Mayoritas guru adalah imigran digital, mereka yang lahir dan tumbuh di era non digital tapi sekarang hidup di era digital. Setelah itu para guru harus dibimbing untuk menguasai pedagogi digital, bagaimana caranya mendidik yang efektif dan efisen menggunakan teknologi digital.

"Pemerintah Malaysia beranggapan bahwa guru mampu belajar dan beradaptasi secara tanpa perlu ada pelatihan. Ini adalah kesalahan besar yang mengakibatkan gagalnya program ini," tuturnya.

Ketiga, sambungnya learning management system (LMS) adalah sebuah aplikasi yang berfungsi sebagai rumah dari materi pembelajaran digital. Dalam proyek ini, konten digital tidak disiapkan sama sekali.

Kementerian Pengajaran Malaysia berasumsi bahwa para guru mampu mencari konten digital secara mandiri ataupun dapat membuat konten sendiri. Faktanya, itu semua tidak terjadi.

"LMS yang bermerk Frog ini, akhirnya kosong tanpa isi konten-konten digital sehingga pembelajaran digital tidak berjalan," ungkapnya.

Faktor keempat, penyebab kegagalan program ini adalah tidak adanya dukungan orang tua.
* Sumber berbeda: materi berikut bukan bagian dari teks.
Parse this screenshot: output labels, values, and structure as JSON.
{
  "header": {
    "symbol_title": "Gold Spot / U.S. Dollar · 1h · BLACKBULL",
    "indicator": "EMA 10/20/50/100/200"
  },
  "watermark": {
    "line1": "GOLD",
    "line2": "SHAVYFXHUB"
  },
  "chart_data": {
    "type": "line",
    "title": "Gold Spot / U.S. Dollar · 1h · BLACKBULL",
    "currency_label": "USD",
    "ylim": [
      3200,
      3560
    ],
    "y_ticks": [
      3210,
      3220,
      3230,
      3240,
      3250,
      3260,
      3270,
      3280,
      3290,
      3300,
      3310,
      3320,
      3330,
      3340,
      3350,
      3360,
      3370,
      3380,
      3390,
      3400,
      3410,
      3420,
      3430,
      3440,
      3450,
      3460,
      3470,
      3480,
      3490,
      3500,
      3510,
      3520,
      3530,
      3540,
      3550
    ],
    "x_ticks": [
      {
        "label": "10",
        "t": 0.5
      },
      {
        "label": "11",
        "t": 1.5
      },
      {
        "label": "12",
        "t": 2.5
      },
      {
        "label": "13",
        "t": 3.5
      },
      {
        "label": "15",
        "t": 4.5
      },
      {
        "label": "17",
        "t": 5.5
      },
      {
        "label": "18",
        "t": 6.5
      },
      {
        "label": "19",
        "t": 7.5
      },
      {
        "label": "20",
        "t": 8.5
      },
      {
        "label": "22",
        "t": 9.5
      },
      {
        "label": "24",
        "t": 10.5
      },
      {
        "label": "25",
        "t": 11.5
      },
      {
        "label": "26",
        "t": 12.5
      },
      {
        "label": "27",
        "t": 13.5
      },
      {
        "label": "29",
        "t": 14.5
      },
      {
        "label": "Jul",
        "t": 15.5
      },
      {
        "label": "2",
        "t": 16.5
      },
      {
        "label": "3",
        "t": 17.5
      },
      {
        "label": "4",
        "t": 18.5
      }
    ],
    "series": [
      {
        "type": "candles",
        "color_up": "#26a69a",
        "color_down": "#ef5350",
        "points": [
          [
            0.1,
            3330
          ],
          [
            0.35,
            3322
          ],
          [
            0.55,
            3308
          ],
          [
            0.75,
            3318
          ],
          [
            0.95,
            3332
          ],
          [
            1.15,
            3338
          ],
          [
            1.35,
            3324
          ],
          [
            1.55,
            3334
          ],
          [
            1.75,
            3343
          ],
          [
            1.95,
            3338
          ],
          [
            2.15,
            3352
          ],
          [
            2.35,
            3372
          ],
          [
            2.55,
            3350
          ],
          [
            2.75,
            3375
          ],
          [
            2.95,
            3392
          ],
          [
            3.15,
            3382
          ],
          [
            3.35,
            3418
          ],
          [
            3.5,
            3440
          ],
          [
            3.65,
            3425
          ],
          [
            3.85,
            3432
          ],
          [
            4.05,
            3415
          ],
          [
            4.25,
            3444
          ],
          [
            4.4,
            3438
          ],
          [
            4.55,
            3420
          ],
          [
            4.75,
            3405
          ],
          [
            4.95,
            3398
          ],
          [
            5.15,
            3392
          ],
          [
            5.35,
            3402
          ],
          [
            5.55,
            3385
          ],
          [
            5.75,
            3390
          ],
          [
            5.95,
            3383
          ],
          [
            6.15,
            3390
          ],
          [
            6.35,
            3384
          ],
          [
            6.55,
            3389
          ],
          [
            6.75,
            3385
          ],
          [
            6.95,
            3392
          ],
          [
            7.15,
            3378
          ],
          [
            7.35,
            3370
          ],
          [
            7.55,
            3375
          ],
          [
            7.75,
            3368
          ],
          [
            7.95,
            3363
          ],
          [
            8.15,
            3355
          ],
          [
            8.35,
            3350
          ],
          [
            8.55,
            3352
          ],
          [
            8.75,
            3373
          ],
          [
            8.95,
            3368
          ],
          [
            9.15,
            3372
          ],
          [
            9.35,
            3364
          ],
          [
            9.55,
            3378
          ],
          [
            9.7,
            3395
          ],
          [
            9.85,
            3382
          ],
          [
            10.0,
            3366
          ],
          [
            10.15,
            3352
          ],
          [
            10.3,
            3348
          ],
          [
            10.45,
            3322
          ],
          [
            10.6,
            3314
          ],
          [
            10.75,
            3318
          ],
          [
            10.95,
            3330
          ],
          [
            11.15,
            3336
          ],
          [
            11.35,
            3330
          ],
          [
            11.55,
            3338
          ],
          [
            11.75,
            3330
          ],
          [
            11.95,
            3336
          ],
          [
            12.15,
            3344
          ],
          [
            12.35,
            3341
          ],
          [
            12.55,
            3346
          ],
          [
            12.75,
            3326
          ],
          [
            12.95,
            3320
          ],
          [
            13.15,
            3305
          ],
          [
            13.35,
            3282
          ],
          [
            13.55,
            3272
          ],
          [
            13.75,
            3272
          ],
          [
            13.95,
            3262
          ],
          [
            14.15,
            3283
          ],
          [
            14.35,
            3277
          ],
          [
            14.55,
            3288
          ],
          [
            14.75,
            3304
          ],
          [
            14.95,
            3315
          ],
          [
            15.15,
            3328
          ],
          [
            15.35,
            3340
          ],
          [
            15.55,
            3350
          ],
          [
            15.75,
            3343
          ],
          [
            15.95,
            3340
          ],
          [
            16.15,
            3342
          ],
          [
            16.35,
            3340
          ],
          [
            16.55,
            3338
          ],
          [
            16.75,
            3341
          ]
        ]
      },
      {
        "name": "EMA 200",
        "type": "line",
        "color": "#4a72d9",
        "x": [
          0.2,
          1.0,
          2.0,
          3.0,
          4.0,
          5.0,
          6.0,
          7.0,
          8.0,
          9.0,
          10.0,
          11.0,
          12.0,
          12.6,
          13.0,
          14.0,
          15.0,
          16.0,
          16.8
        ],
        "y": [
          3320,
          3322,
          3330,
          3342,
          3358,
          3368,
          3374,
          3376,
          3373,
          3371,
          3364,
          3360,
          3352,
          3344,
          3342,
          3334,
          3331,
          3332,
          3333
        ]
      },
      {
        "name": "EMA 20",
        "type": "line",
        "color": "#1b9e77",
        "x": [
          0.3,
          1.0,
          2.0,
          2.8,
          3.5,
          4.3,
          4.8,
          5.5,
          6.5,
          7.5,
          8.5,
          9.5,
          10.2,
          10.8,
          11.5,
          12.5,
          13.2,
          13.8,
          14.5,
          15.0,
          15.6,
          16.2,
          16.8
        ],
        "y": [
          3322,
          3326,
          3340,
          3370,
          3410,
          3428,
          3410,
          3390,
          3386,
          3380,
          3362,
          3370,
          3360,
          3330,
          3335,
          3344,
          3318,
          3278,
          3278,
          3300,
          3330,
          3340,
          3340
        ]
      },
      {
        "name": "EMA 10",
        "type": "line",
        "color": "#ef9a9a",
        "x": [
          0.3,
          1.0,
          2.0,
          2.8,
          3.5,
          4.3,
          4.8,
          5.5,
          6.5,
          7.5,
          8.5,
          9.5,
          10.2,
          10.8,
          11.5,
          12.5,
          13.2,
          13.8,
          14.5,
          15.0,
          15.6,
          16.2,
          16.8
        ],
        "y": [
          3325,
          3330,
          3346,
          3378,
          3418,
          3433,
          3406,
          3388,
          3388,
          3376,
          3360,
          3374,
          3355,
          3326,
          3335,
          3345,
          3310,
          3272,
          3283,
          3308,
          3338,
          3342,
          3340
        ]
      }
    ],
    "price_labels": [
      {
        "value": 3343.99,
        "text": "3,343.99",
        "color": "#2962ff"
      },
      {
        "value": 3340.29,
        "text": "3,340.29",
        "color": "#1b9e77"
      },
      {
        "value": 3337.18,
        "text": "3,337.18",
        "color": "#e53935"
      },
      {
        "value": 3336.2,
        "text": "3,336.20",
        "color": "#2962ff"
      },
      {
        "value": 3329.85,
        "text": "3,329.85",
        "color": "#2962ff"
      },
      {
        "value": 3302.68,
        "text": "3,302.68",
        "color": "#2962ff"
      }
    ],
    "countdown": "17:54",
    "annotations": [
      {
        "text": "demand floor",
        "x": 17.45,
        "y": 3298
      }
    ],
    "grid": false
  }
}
Masyarakat Malaysia pada masa itu mayoritas menganggap teknologi digital lebih banyak mudharatnya daripada manfaatnya. Minimnya sosialisasi tentang literasi digital pada masyarakat membuat orang tua berasumsi bahwa anak akan lebih banyak bermain dan mengakses konten-konten negatif daripada untuk belajar.

Rendahnya mutu laptop chromebook yang dibeli juga menjadi salah satu faktor gagalnya proyek ini. Menurut Franklin yang kebetulan istrinya adalah seorang guru sekolah menengah yang menggunakan laptop chromebook ini, ongkos perbaikan chromebook jika ada kerusakan lebih mahal harganya daripada laptopnya sendiri.

Hal ini akibat teknologi yang digunakan berbeda dengan laptop biasa yang bisa diganti suku cadangnya secara individu jika ada kerusakan, tapi dengan chromebook semuanya menjadi satu komponen.

"Karena itu biaya perawatan laptop-laptop chromebook menjadi sangat mahal dan itu menjadi tanggung jawab sekolah bukan Kementerian," pungkasnya.